When someone is copying someone else’s art, it just means that they are looking outside of themselves more than they are looking within. In the beginning everyone is trying to figure out what kind of Art it is exactly they can make. Everyone is influenced. I surely was and I too copied people’s work because I so badly wanted to create work that I loved. I couldn’t see my own work at that point, as it was still unmade. It is far easier and certainly more visually obvious to look at what others – such as your teachers, past artists, those you admire – are making for the answers instead of where the true answers lay: within yourself.
Everyone – and I really mean everyone – is capable of discovering what their own creativity can create if they are willing to take the time to investigate. Every person walking the Earth is utterly unique. No 2 people are the same. However, to really visually represent this difference one must pay attention to one’s self and not so much to what others are doing.

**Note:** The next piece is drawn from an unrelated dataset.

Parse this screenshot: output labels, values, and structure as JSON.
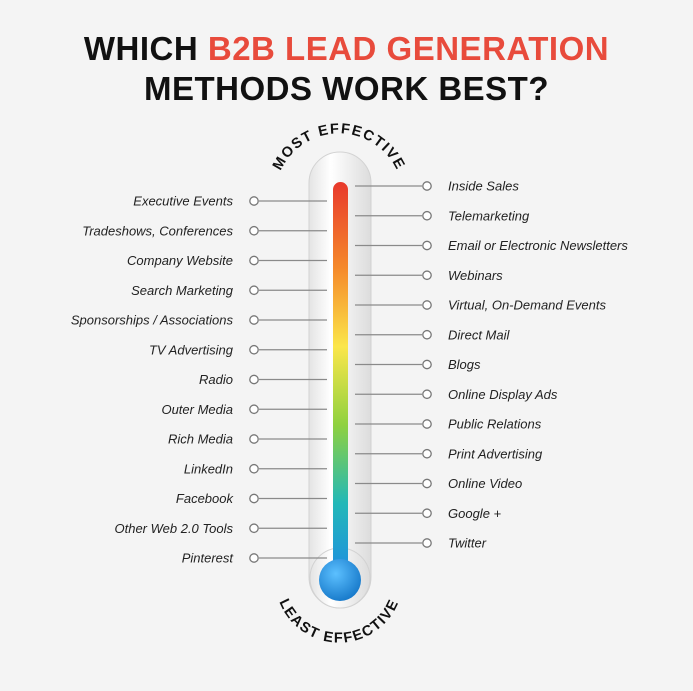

If you are copying it means you are looking over your shoulder at someone else’s art instead of your own. If, on the other hand, you steal someone art then this is something entirely different. Taking inspiration, taking colors, design, whatever and then using it, modifying it as your own actually transforms it into something personal. What matters in the end is your thinking. Are you inside or outside of yourself when making Art?
It is always challenging to find your own expression. It is mired with half starts, uncertainties and can, over time, wear you down, particularly when your art does not match your expectations.
Looking back now I so clearly can remember all the firsts, all the fun and even the pain, and certainly all the tremendous “ah ha!” moments I found along the way. This is what it is all about. The life of an artist is an unfolding, a peeling away of layers… layers of self-doubt, ego, dreams, hopes and always renewed optimism and faith.
It turns out that the practice of finding your own Art is ultimately the practice of finding your own Life. And finding that makes everything else pale in comparison. I want to say thank you. I feel especially grateful to be part of this tribe.